Focos são encontrados em todas as cidades. (Foto: Paulo Ribas/Correio do Estado)
Focos são encontrados em todas as cidades. (Foto: Paulo Ribas/Correio do Estado)

Com mais de 36 mil casos notificados de dengue em todo o Estado desde o início do ano até o último dia 9 de dezembro e com novos casos suspeitos de chikungunya e zika vírus surgindo a cada dia, o Governo do Estado criou nesta segunda-feira (21) um comitê da “Força-tarefa de combate, controle, prevenção e redução do aedes aegypti no MS”.

Conforme a justificativa do secretário de Saúde, Nelson Tavares que assina a resolução, o motivo é o fato do Brasil estar em estado de emergência por conta do nascimento de bebês com microcefalia, doença que tem ligação com o zika vírus.

O comitê terá como função ser consultivo e deliberativo. Os trabalhos estarão vinculados à Superintendência Geral de Vigilância em Saúde. Em resumo, os integrantes do comitê irão organizar todas as ações de combate ao mosquito e prevenção das doenças que ele transmite.

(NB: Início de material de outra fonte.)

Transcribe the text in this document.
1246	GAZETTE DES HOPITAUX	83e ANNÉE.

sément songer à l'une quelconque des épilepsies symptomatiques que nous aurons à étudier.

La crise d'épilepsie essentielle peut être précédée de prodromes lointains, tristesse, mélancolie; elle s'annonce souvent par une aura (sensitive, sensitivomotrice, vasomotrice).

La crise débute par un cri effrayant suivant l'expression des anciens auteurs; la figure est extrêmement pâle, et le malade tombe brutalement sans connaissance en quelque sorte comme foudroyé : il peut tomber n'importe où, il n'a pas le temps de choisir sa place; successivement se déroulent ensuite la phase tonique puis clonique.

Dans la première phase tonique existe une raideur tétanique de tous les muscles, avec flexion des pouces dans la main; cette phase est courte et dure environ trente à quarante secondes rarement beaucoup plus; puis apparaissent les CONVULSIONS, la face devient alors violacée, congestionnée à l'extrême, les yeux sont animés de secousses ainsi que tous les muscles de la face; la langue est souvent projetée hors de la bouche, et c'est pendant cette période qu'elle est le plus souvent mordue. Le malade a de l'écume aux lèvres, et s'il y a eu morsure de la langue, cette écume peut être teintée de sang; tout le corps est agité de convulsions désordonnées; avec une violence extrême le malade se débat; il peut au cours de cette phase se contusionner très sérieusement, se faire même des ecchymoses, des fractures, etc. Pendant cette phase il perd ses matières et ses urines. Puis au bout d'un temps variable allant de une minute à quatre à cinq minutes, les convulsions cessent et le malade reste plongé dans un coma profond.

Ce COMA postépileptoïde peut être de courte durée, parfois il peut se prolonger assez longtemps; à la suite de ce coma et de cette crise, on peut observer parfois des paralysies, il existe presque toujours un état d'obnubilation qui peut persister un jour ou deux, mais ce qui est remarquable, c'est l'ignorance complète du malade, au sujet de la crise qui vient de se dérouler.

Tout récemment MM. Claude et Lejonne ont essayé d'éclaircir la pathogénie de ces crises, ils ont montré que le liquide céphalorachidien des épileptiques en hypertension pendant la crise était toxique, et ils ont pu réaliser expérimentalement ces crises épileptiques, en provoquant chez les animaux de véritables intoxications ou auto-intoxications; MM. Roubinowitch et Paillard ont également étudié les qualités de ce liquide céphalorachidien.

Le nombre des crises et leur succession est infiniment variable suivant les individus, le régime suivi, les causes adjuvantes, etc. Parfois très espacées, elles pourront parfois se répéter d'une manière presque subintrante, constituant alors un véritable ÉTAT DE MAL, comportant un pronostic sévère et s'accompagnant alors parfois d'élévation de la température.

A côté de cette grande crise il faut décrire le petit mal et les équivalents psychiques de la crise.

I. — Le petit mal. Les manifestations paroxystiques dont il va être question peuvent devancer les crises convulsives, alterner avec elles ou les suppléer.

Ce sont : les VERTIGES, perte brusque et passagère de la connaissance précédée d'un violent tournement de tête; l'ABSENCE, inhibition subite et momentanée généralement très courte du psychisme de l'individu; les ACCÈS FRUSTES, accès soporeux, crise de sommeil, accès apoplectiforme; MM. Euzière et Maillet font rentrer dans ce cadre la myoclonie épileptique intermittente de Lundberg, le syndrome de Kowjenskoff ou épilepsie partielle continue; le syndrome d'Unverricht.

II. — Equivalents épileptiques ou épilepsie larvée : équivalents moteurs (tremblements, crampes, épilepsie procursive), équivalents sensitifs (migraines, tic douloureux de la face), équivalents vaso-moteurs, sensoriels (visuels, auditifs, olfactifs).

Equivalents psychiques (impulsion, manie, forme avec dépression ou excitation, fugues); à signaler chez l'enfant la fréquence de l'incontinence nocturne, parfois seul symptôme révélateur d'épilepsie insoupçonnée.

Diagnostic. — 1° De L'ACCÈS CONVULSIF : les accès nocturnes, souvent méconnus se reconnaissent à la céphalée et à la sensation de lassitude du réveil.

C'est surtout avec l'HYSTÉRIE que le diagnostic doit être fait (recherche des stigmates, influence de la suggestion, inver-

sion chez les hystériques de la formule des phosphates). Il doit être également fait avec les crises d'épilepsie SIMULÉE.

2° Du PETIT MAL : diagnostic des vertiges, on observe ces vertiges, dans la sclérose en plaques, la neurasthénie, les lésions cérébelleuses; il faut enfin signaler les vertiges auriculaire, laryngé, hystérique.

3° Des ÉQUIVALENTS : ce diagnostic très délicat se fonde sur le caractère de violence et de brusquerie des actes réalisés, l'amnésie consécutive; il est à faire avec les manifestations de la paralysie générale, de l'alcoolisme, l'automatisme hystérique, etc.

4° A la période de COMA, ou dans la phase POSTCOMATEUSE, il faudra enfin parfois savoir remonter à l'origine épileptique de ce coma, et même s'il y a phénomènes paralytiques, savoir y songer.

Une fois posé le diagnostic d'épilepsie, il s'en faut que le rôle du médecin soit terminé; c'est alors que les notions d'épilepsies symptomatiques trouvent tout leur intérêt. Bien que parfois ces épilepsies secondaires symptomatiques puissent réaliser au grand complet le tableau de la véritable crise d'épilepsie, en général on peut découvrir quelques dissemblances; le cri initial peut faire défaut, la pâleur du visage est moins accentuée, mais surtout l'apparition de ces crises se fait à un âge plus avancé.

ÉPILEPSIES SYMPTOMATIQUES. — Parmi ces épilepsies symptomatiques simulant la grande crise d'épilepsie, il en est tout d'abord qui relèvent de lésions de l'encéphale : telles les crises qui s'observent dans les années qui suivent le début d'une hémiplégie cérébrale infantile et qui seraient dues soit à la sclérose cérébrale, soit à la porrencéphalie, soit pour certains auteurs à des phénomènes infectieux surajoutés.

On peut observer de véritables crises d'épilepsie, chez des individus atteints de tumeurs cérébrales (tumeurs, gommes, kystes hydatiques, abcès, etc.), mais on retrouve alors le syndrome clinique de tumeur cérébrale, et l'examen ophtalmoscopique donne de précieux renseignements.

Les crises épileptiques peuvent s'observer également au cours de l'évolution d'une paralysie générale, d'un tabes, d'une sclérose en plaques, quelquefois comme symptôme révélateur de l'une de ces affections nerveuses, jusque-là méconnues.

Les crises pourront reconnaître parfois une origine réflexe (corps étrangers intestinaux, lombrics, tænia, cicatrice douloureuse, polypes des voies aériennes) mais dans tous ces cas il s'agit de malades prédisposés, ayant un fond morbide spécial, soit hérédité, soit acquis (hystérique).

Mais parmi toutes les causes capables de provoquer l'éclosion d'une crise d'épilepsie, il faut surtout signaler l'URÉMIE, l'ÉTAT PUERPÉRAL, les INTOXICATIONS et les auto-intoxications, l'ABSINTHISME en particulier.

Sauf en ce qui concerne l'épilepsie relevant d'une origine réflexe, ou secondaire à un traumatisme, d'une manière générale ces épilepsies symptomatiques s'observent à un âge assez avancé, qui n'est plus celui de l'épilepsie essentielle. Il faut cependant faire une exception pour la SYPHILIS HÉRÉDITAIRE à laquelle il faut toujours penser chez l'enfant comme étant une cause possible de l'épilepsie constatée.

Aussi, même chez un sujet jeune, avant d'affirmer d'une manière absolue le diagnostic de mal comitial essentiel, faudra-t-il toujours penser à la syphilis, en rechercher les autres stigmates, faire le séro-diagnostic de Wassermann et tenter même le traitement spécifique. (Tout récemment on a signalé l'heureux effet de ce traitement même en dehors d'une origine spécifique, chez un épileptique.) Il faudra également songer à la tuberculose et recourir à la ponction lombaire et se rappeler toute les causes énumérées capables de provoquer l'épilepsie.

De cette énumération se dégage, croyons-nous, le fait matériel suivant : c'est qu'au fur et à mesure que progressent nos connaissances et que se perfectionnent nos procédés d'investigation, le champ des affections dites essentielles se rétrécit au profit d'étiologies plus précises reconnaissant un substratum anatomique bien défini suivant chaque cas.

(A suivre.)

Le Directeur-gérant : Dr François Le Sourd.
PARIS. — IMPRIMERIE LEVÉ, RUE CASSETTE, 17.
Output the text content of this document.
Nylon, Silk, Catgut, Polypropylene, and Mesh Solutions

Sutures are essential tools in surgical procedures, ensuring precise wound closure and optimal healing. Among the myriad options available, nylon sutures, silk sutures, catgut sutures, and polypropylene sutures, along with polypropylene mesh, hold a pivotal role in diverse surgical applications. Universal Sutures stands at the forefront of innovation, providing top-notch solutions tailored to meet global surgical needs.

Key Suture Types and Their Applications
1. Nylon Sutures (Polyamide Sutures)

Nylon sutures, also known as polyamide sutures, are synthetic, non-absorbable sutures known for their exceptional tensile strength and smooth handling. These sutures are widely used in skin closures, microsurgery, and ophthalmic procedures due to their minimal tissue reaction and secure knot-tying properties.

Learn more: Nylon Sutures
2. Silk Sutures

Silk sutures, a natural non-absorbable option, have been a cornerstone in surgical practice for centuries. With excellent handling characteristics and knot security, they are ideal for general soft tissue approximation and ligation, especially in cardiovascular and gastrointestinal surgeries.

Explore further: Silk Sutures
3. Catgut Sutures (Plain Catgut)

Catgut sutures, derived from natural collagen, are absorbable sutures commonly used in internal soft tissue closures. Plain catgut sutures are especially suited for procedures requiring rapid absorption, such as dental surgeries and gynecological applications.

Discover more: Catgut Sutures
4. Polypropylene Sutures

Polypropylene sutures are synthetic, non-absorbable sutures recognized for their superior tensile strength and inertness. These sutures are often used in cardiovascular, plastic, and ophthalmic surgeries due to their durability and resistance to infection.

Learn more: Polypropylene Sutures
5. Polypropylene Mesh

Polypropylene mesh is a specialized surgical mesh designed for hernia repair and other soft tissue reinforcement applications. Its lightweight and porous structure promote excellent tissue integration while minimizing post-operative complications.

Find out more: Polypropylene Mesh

No entanto, não está detalhado na resolução quantos integrantes farão parte do comitê. Quem irá nomear os integrantes será o titular da secretaria de Saúde. Todos trabalharão por 1 ano no comitê.

NÚMEROS

Diferente de como sempre foi feito, a SES não tem mais divulgado os números da dengue semanalmente. Como de costume, os boletins epidemiológicos semanais sempre eram divulgados às quartas-feiras, mas o último saiu no dia 9 de dezembro, há praticamente duas semanas.

Neste boletim, consta que o Estado já notificou 36.030 mil casos de dengue. A cidade com maior incidência da doença é Iguatemi, distante 466 quilômetros da Capital e que com 15,4 mil habitantes registrou um total de 1,2 mil notificações até o dia 9.

Campo Grande, neste mesmo boletim, aparecia como a 48ª cidade no ranking com um total de 7.991 mil notificações. Desde o início do ano até o início do mês foram 16 mortes confirmadas pela doença. Fonte Correio do Estado.